In its decision, the court referred to "pre-embryos."

Goodwin asserted during the couple's divorce in 2016 that he had changed his mind. He wanted to preserve the embryos so he and Bilboa could have children, should they reconcile. In the alternative, he said he wanted the embryos to be donated so another couple could have a child or children.

The lower court hearing the divorce ruled that the agreement was not a valid, enforceable contract, but awarded the embryos to Bilboa on the finding that she had a stronger claim than her soon-to-be ex-husband.

The Supreme Court, in a unanimous opinion written by Justice Gregory T. D'Auria, reversed the lower court, saying the agreement the couple had signed with the reproductive services center responsible for cryopreserving the embryos was enforceable.

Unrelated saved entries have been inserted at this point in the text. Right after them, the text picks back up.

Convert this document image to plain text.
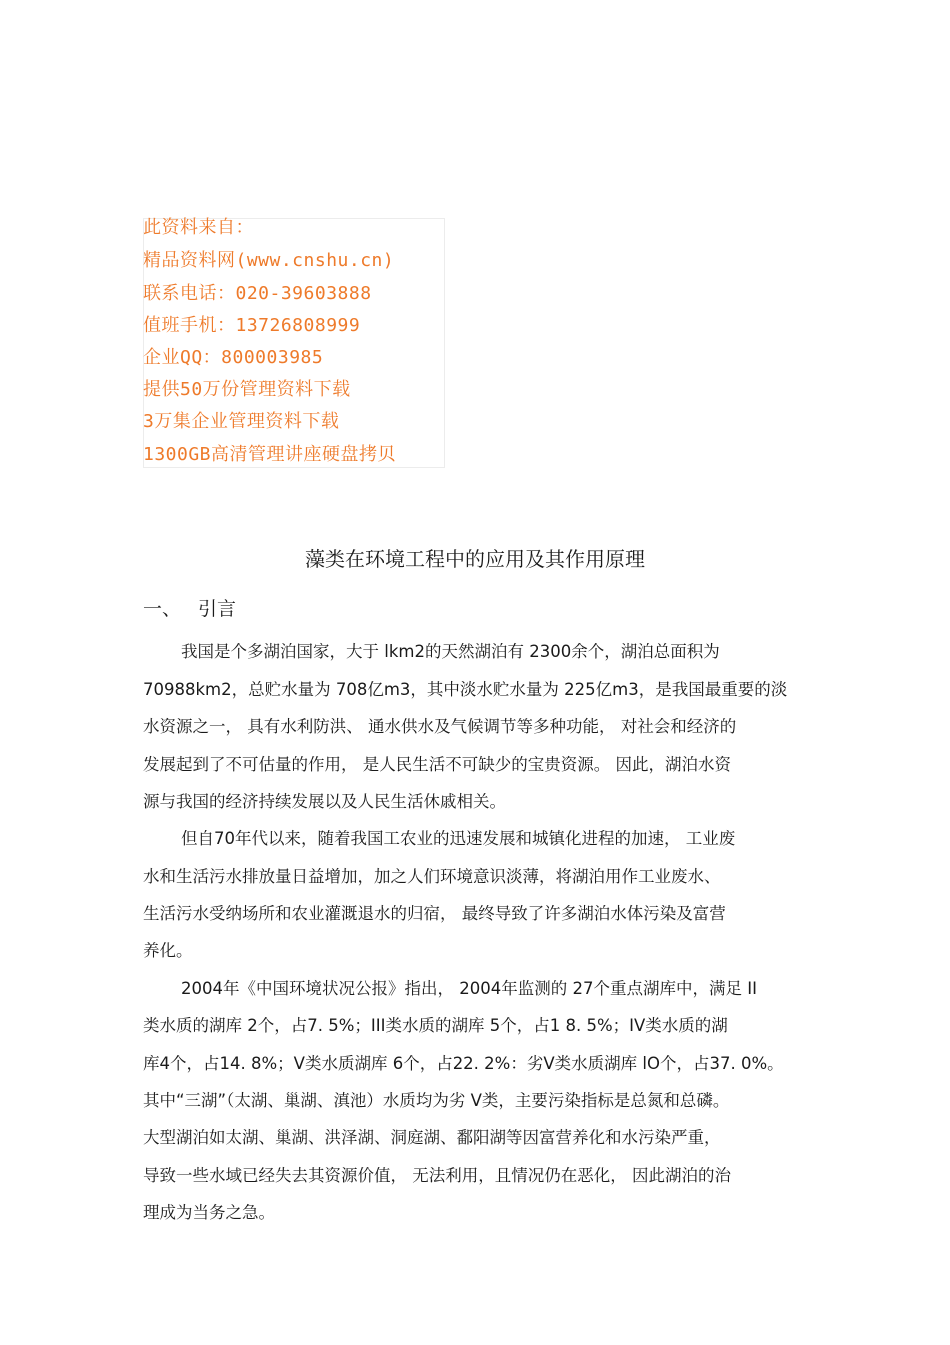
此资料来自：
精品资料网(www.cnshu.cn)
联系电话：020-39603888
值班手机：13726808999
企业QQ：800003985
提供50万份管理资料下载
3万集企业管理资料下载
1300GB高清管理讲座硬盘拷贝
藻类在环境工程中的应用及其作用原理
一、 引言
我国是个多湖泊国家，大于 lkm2的天然湖泊有 2300余个，湖泊总面积为
70988km2，总贮水量为 708亿m3，其中淡水贮水量为 225亿m3，是我国最重要的淡
水资源之一， 具有水利防洪、 通水供水及气候调节等多种功能， 对社会和经济的
发展起到了不可估量的作用， 是人民生活不可缺少的宝贵资源。 因此，湖泊水资
源与我国的经济持续发展以及人民生活休戚相关。
但自70年代以来，随着我国工农业的迅速发展和城镇化进程的加速， 工业废
水和生活污水排放量日益增加，加之人们环境意识淡薄，将湖泊用作工业废水、
生活污水受纳场所和农业灌溉退水的归宿， 最终导致了许多湖泊水体污染及富营
养化。
2004年《中国环境状况公报》指出， 2004年监测的 27个重点湖库中，满足 II
类水质的湖库 2个，占7. 5%；III类水质的湖库 5个，占1 8. 5%；IV类水质的湖
库4个，占14. 8%；V类水质湖库 6个，占22. 2%：劣V类水质湖库 lO个，占37. 0%。
其中“三湖”（太湖、巢湖、滇池）水质均为劣 V类，主要污染指标是总氮和总磷。
大型湖泊如太湖、巢湖、洪泽湖、洞庭湖、鄱阳湖等因富营养化和水污染严重，
导致一些水域已经失去其资源价值， 无法利用，且情况仍在恶化， 因此湖泊的治
理成为当务之急。
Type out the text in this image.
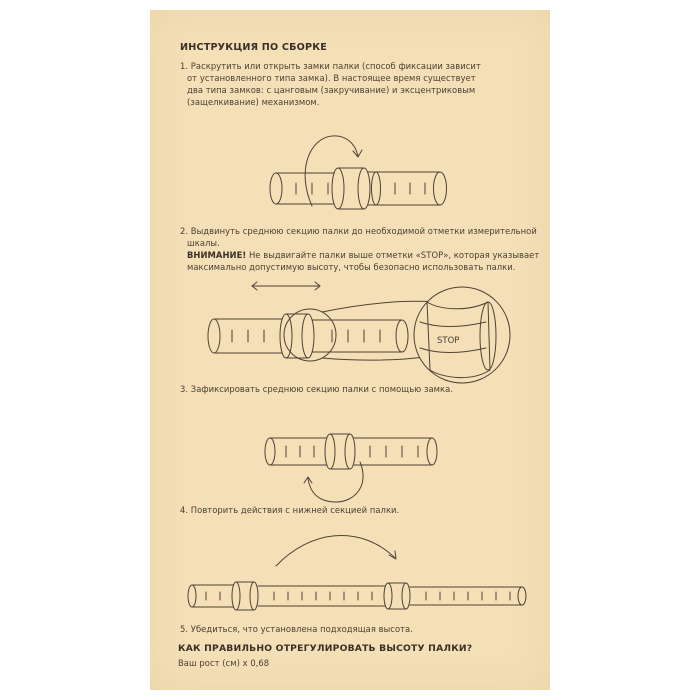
ИНСТРУКЦИЯ ПО СБОРКЕ
1. Раскрутить или открыть замки палки (способ фиксации зависит
от установленного типа замка). В настоящее время существует
два типа замков: с цанговым (закручивание) и эксцентриковым
(защелкивание) механизмом.
2. Выдвинуть среднюю секцию палки до необходимой отметки измерительной
шкалы.
ВНИМАНИЕ! Не выдвигайте палки выше отметки «STOP», которая указывает
максимально допустимую высоту, чтобы безопасно использовать палки.
STOP
3. Зафиксировать среднюю секцию палки с помощью замка.
4. Повторить действия с нижней секцией палки.
5. Убедиться, что установлена подходящая высота.
КАК ПРАВИЛЬНО ОТРЕГУЛИРОВАТЬ ВЫСОТУ ПАЛКИ?
Ваш рост (см) x 0,68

How such a dispute would be decided in the absence of an agreement, a dispute that could address questions about the origins of life, are preserved for "another day," the court said.

" ... Because we conclude that the parties in this case had an enforceable agreement, we do not decide what a court must do in the absence of an enforceable agreement," the court held. "For example, we leave for another day whether, in the absence of an enforceable agreement, balancing or contemporaneous mutual consent is the appropriate approach, and what the details of such an approach would entail."